Questi quattro personaggi rappresentavano ognuno un ambito intellettuale del nuovo modo di interpretare l'Italia che cambiava: Antonio Cederna precursore della tutela dei beni culturali e ambientali; Goffredo Parise, un nuovo modo di concepire la letteratura; Piero Melograni, dalla visione storiografica fuori dai cliché (erano tutti amici) e Pasolini, che lei stimerà talmente da permettergli di girare Teorema nella tenuta di famiglia.
Crespi riuscì a vendere le sue quote del Corriere prima del periodo oscuro della P2, continuando a sentirlo sempre come una sua creatura. Grazie alla sua visione del mondo e alla sua determinazione, maturò uno sguardo ecologico ante litteram nel nostro Paese che la porterà ad individuare in anticipo la necessità dell'agricoltura biodinamica come una delle possibili soluzioni al disastro ambientale incombente.

LA SVOLTA DEL 1975
Nel 1975, dopo tanto lavoro per Italia Nostra, con Renato Bazzoni, Alberto Predieri e Franco Russoli, fece nascere il Fai-Fondo Ambiente Italiano donando 500 milioni di lire per acquistare il monastero romano-longobardo di Torba (Varese) nel 1976, il primo bene importante del Fondo. Fu un successo travolgente che nel corso degli anni ha permesso di recuperare e valorizzare l'immenso patrimonio culturale del nostro Paese.
Una visione rispettosa e a volte forse troppo fideistica del potere di Madre Natura, la portò a rifiutare le cure (se non per l'appunto naturali) per combattere il tumore recidivo per sei volte e che lei comunque riuscì a sconfiggere.
La conobbi nel 2007 grazie alla figlia di Wally Toscanini, Emanuela di Castelbarco, che proprio perché sua amica cedette al Fai il Castello di Avio, dando ulteriore slancio al progetto che negli anni a venire si rafforzò puntando sull'idea della cura del patrimonio culturale da associare sempre e comunque al rispetto e alla difesa dell'ambiente.

DETERMINAZIONE
L'avanzare dell'età non fa cedere Crespi nella sua determinazione: lo scorso 8 maggio sceglie RadioRai per testimoniare il suo impegno denunciando il dissesto idrogeologico di questo Paese, individuando nel terribile avvento del Covid il prezzo che la nostra società sta pagando nei confronti della distruzione della natura.

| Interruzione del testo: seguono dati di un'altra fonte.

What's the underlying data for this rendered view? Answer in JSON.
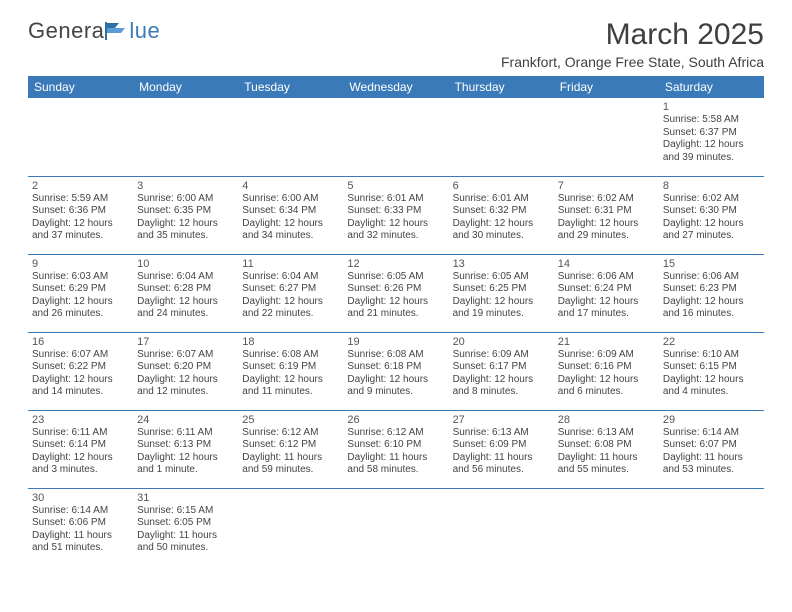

Aveva vissuto il lockdown con una certezza: «Il mio pensiero troverà molti oppositori ma quello che sta succedendo è in un certo senso, una grande fortuna. È un avvertimento a tutti noi per farci cambiare rotta. Se non lo faremo andremo verso la catastrofe certa. Ecco perché sostengo tutti i movimenti ambientalisti e tutti quelli che credono all'importanza della Madre Terra. I politici? Ignavi, ovunque nel mondo». Insomma, se n'è andato un vero simbolo, una Marianna d'Italia, una voce anagraficamente centenaria ma insieme proiettata nel cambiamento verso un mondo più equo e vivibile per tutti. «Una grande donna italiana», secondo il ministro per i beni culturali Dario Franceschini; Francesco Rutelli ne ha ricordato la «tenacia ecologica»; «un esempio inimitabile, ha segnato la strada per il futuro», il ricordo del presidente del Fai, Andrea Carandini. I funerali si svolgeranno in forma strettamente privata.